If the resistor combination provides multiple paths for the flow of current, it is called resistors in parallel. The equivalent resistance always decreases with an addition of resistor element.

## Parallel Combination:

Resistor combination would be called **resistors in parallel** if there are more than two components are connected to the same node in a circuit.

Suppose we have three resistors connected to each other at point b, the head of the first resistor is connected to the head of second and third resistor. Assuming that the current is flowing from top to bottom. In contrast to the series combination, the positive terminal of R_{1} is connected to positive terminal of R_{2 }and R_{3}. The combination will lead to three different paths for current.

Notice that there are four components present at the node a and node b; the source, R_{1}, R_{2,} and R_{3}, as the diagram shows.

*The parallel circuit provides more than one paths for current.*

## Resistors in parallel calculator:

To calculate the total resistance of the resistors, which are connected in parallel, use the following calculator. $R_1, R_2$, and $R_3$ are the three resistors connected in parallel and the $R_{Total}$ is the equivalent resistance.

## Solving Resistors in Parallel circuit:

We want to know the few types of the parameter for the above circuit as we did for the series combination.

### Total Equivalent Resistance:

What is the total current provided by the source?

To answer the question, we need to calculate the total or equivalent resistance of the circuit. And the formula for that is:

$\frac{1}{R_{Equivalent}}=\frac{1}{R_{1}}+\frac{1}{R_{2}}+\ldots +\frac{1}{R_{n}}$

If we use the same resistor values, we used in series circuit i.e. R$_{1}$, R$_{2,}$ and R$_{3}$ are 20, 40, and 10 $\Omega$ respectively. And put these values in the above formula, then:

$\frac{1}{R_{Eq}}=\frac{1}{20}+\frac{1}{40}+\frac{1}{10}=\frac{7}{40}$

$R_{Eq}=\frac{40}{7}=5.714 \Omega $

The above complex circuit is now reduce to this single resistor circuit. Now we can easily find out the total current the circuit is consuming by ohm law as shown below:

$I_{T}=\frac{V}{R_{Eq}}=\frac{140 v}{5.714 \Omega }$

$I_{T}=24.5 A$

*The total resistance is far less than that for series and total current far greater than that for the series circuit.*

### The voltage Across Each Resistor:

What is the voltage across each resistor?

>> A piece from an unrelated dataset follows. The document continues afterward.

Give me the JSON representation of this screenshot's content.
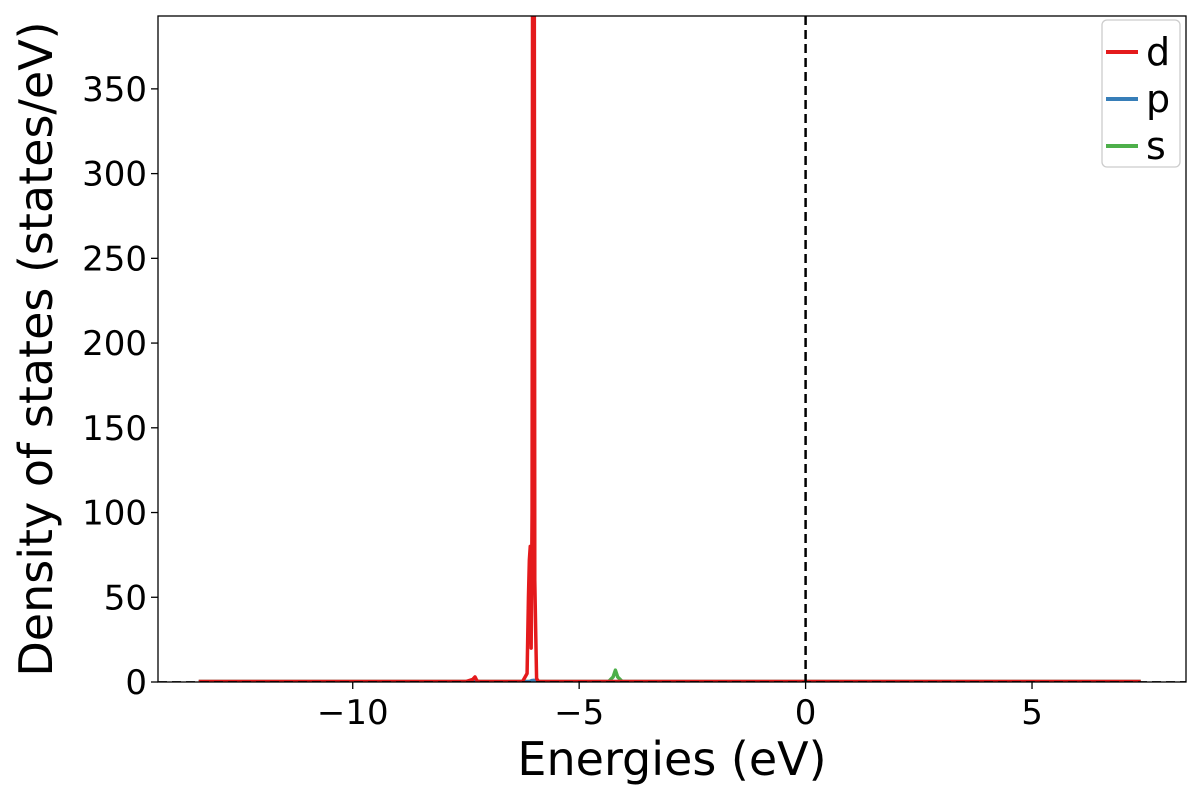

First of all, take a look at the circuit and you will realize that each and every resistor is connected to a voltage source. The voltage across each resistor is same as the source voltage. The formula for voltage is:

$V_{T}=V_{1}=V_{2}=\ldots =V_{n} $

In our case, voltage for R$_{1}$, R$_{2}$ and R$_{3 }$are: V$_{1 }$= 140 v, V$_{2 }$= 140 v, and V$_{3 }$= 140 v respectively.

### The current of Each Resistor:

What is the current of each resistor?

We can use Ohm’s law for finding the current. Suppose that the current for R$_{1}$, R$_{2,}$ and R$_{3 }$are I$_{1}$, I$_{2,}$ and I$_{3 }$ respectively. So, by applying Ohm’s law over each resistor we get

$I_{1}=\frac{V_{1}}{R_{1}}=\frac{140 v}{20 \Omega }=7 A$

$I_{2}=\frac{V_{2}}{R_{2}}=\frac{140 v}{40 \Omega }=3.5 A$

$I_{3}=\frac{V_{3}}{R_{3}}=\frac{140 v}{10 \Omega }= 14 A$

Now, what if we add all these individual currents? Let’s do this.

$I_{T}=I_{1}+I_{2}+I_{3} $

$I_{T}=7 A+3.5 A+14 A$

$I_{T}=24.5 A$

Finally! We got the total current drained by all these resistors as we found the first place. It means that total current of the circuit is same as the summation of individual resistor currents. We can generalize the formula like this:

$I_{T}=I_{1}+I_{2}+\ldots +I_{n}$

The individual current of each resistor can be found through Current Divider Rule (CDR). \(\)

## Resistor in Parallel Formula:

We have observed three parameters in the above discussion: First total resistance in parallel, second, the individual voltage of each resistor and lastly, the individual current of each resistor. All these formulas are presented here for your simplicity with generic applicability for up to n number of resistors.

The total resistance of the parallel circuit:

$\frac{1}{R_{Equivalent}}=\frac{1}{R_{1}}+\frac{1}{R_{2}}+\ldots +\frac{1}{R_{n}}$

The individual voltage of resistors are same as source voltage:

$V_{T}=V_{1}=V_{2}=\ldots =V_{n}$

The total current is the addition of all individual currents:

$I_{T}=I_{1}+I_{2}+\ldots +I_{n}$

## Same value resistors in parallel:

Suppose a circuit where all the resistor has same value and all of them are connected in parallel, what will be the total resistance?

Let us assume there $n$ number of resistors in the parallel with having same resistance. The total resistance of the circuit will be

$R_{Total} = \frac{R}{n}$

The $R$ is the resistance value, which is same for all the resistors and the $n$ is the number of resistors connected in parallel.

What will be the current in each resistor?

The current of each resistor will

$I = \frac{I_{Total}}{n}$

## Conclusion:

- Current divides in a parallel circuit
- The total current is equal to the individual current of parallel paths
- Voltage remains same in parallel paths of an electrical circuit
- The total resistance reduces in a parallel circuit as compare to individual parallel path resistance

Please how did you get the 7/40, before you divided it and get R equivalent

It is a basic Math problem of the fraction addition. For making the denominators of all fraction same, you have to multiply and divide it by a number. The above will become

(2*1)/(2*20)+1/40+(4*1/4*10)

=2/40+1/40+4/40

=7/4